Simultaneous amperometric determination of lignin peroxidase and manganese peroxidase activities in compost bioremediation using artificial neural networks.

The activities of lignin-degrading peroxidases are the primary decomposition indexes in compost bioremediation. In this paper, artificial neural networks (ANNs) have been combined with an enzyme sensor for simultaneous determination of lignin peroxidase (LiP) and manganese peroxidase (MnP) activities secreted by Phanerochaete chrysosporium in composting of municipal solid waste. The LiP and MnP activities were detected through catalytic redox of H2O2, hydroquinone and veratryl alcohol as substrates by an amperometric sensor immersed in the culture filtrate solution.
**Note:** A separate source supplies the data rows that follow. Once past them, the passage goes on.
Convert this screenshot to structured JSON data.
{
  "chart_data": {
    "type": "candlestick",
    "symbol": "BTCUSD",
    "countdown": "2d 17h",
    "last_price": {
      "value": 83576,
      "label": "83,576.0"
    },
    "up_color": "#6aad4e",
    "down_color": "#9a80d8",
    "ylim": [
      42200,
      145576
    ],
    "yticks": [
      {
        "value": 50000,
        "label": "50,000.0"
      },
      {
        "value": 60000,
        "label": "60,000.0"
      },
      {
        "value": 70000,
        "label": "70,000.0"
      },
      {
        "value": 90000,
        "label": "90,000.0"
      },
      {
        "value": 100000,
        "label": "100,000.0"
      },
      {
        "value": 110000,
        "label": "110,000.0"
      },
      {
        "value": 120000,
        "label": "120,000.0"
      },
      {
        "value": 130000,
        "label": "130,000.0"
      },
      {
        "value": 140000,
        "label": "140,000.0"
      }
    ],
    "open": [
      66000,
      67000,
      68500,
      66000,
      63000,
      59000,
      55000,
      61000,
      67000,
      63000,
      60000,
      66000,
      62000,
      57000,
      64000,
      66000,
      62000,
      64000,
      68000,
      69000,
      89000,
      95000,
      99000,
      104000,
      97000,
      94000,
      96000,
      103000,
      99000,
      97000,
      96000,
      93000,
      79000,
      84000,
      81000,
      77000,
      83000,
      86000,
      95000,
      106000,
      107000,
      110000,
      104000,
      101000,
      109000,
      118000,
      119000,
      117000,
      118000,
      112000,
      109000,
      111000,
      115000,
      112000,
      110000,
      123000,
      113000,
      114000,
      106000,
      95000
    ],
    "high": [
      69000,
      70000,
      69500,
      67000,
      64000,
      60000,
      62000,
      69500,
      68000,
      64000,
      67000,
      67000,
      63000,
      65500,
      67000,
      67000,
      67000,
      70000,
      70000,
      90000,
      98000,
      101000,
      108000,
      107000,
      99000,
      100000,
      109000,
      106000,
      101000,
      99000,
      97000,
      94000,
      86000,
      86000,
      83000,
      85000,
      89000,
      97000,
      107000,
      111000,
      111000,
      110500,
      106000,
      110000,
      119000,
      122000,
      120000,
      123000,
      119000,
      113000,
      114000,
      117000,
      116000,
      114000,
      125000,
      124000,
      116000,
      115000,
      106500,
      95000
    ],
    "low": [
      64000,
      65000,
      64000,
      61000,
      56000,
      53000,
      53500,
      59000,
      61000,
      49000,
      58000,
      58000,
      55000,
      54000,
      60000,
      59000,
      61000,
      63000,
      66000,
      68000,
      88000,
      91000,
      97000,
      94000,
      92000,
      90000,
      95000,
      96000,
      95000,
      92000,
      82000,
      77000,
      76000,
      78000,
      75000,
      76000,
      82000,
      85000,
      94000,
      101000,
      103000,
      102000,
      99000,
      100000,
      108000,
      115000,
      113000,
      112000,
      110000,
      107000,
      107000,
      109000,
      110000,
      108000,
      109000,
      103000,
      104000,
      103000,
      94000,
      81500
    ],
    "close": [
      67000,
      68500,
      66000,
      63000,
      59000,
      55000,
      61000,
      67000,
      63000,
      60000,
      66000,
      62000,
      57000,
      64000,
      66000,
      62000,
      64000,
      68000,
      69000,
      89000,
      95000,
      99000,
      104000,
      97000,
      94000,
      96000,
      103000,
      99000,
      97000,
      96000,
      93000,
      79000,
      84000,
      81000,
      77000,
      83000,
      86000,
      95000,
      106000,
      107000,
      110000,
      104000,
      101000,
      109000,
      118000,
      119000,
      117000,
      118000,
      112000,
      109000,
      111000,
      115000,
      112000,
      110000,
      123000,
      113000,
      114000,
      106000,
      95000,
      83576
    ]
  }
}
Due to the dynamic, nonlinear and uncertain characteristics of the complex composting system, ANNs have been used as a chemometric tool for overlapping signal deconvolution and modelling to quantify the two enzyme activities separately. Feedforward backpropagation network was used for the training process. The effects of the transfer functions, the amount of current values, the number of hidden neurons and the optimization algorithm were investigated. The LiP activities in the filtrate varied from 8.14 to 29.79 U L(-1), and from 0.36 to 1.37 U L(-1) for MnP activities. A good prediction capability was obtained, with correlation coefficients of 0.9936 for LiP activity and 0.9976 for MnP activity between the expected and predicted values of the external test samples. The performance of the ANN model was compared with the linear regression model in respect to simulation accuracy, adaptability to uncertainty, etc. All the results show that the combination of amperometric enzyme sensor and artificial neural networks is a rapid, sensitive and robust method in the quantitative study of composting system.